Comment expliquer ce phénomène où droite et gauche semblent se confondre et où un mouvement potentiellement progressiste prend une direction réactionnaire ? Nous sommes face à un renversement très caractéristique de la dialectique de l'histoire : dans sa tension fanatique, l'universalisme français se pensait comme un universalisme absolu, libre de toute contrainte, de toute condition, donc comme une forme d'universalisme abstrait, valable pour tous les peuples et toutes les nations, en tout temps et en tout lieu. En d'autres termes, l'universalisme révolutionnaire se pense et agit de manière immédiate. C'est-à-dire qu'il supprime les médiations, le travail du négatif, en prétendant s'imposer ici et maintenant à l'ensemble du monde. L'universalisme révolutionnaire, à ce stade, s'est transformé et a changé de sens : il est devenu un universalisme agressif, un universalisme impérial. Et c'est précisément à cause de cette prétention à l'absolu qu'il s'est inversé en une forme de particularisme, passant de la gauche à la droite.

Cet universalisme impérial provoque inévitablement une réaction de signe opposé, de type particulariste et fondamentaliste, qui oppose à cette immédiateté une immédiateté encore plus grande, et qui est donc encore plus à droite. Une réaction qui ne conteste pas cette fausse universalité agressive, mais l'universalité en tant que telle et toute perspective de construction du genre humain, et qui le fait précisément au nom de la particularité des peuples. Nous sommes donc confrontés à deux types de droite : à la fois la réaction particulariste et fondamentaliste des fanatiques de l'identité germanique, et l'universalisme révolutionnaire devenu agressif dans son immédiateté.

Mais ce n'était pas seulement le cas de la France et de l'Allemagne à l'époque napoléonienne, mais aussi celui de notre génération. À la fin de la guerre froide, l'universalisme libéral-démocratique triomphant de l'Occident s'est senti légitimé à considérer ses valeurs comme absolument valables et à les imposer au monde entier, ce qui a donné lieu à une agression impériale sur le plan culturel, idéologique et même militaire.
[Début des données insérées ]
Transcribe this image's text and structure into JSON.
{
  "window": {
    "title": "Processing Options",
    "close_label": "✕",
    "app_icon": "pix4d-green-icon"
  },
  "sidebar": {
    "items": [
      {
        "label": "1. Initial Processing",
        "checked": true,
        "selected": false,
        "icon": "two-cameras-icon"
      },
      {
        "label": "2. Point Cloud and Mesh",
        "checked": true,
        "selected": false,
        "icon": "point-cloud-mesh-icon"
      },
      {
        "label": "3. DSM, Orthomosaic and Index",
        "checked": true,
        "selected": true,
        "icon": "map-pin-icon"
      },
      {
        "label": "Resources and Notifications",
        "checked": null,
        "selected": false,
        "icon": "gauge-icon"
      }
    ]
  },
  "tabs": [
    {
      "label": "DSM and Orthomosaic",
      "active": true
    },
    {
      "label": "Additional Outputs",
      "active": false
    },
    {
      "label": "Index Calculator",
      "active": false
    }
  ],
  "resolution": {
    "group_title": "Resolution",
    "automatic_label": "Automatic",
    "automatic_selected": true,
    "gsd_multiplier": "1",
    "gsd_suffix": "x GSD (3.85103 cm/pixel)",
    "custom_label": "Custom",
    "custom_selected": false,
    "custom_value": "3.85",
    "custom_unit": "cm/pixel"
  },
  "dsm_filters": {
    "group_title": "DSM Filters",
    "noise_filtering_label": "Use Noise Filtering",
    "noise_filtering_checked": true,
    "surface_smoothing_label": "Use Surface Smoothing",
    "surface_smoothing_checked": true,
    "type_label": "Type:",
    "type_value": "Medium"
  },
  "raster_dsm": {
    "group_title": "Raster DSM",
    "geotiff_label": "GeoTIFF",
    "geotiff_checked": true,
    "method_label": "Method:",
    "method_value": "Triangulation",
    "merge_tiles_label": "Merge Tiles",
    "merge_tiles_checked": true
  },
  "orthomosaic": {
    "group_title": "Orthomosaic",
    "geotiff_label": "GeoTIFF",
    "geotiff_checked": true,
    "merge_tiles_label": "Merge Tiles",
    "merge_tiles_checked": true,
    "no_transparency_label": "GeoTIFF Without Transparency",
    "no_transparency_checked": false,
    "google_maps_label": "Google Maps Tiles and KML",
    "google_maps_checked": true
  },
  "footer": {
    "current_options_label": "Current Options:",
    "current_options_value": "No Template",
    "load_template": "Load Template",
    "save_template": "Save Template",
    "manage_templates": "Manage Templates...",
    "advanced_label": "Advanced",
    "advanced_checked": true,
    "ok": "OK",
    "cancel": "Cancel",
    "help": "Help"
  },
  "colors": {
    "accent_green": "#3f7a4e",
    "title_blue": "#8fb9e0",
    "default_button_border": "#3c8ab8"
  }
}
Comme à l'époque napoléonienne, l'universalisme impérial a été immédiatement contré par une réaction particulariste qui - à la périphérie de l'empire mais aussi en son centre, parmi ceux qui n'ont fait que subir la gestion néolibérale de la mondialisation, comme les classes moyennes, les classes subalternes, les petits entrepreneurs - a donné naissance à une nouvelle vague de droite, à savoir les mouvements populistes et souverainistes qui contestent l'universalisme implicite des tendances dites "mondialistes" et lui opposent une revendication de la primauté de l'identité particulière immédiate des nations ou des civilisations. Une vague de droite qui, entre autres choses, a également fini par attirer dans son cercle d'hégémonie de nombreux milieux auparavant orientés à gauche qui, orphelins de toute perspective politique autonome, ne trouvent refuge que là où c'est le plus facile, à savoir dans la défense des formes plus stables d'identité et des valeurs traditionnelles menacées par le "mondialisme" et perçues comme des tranchées au moins culturelles de résistance à un monde qui change à une vitesse vertigineuse.

Nous avons donc affaire à deux droites. Mais aujourd'hui comme hier, l'alternative à la droite de l'universalisme impérial n'est pas le rejet de tout universalisme. C'est-à-dire qu'il ne s'agit pas de répondre en allant encore plus à droite vers l'intégrisme, en opposant à l'immédiateté du fanatisme libéral-démocrate une forme d'immédiateté encore pire parce que naturaliste. La réponse réside au contraire dans la construction d'un nouvel universalisme, un universalisme authentique, accompli et concret, c'est-à-dire un universalisme conscient de la totalité et qui conçoit le concept universel de l'homme et des droits de l'homme comme un résultat, comme un projet à construire dans l'histoire de manière partagée, sans imposer ses propres valeurs aux autres peuples et en partant de la reconnaissance de la coexistence des nations et de leurs particularités. Dans une voie coopérative qui part de l'idée de coexistence pacifique et coïncide avec un jeu à somme positive qui, en poursuivant l'unité du genre humain, fait également allusion au projet d'une autre mondialisation possible.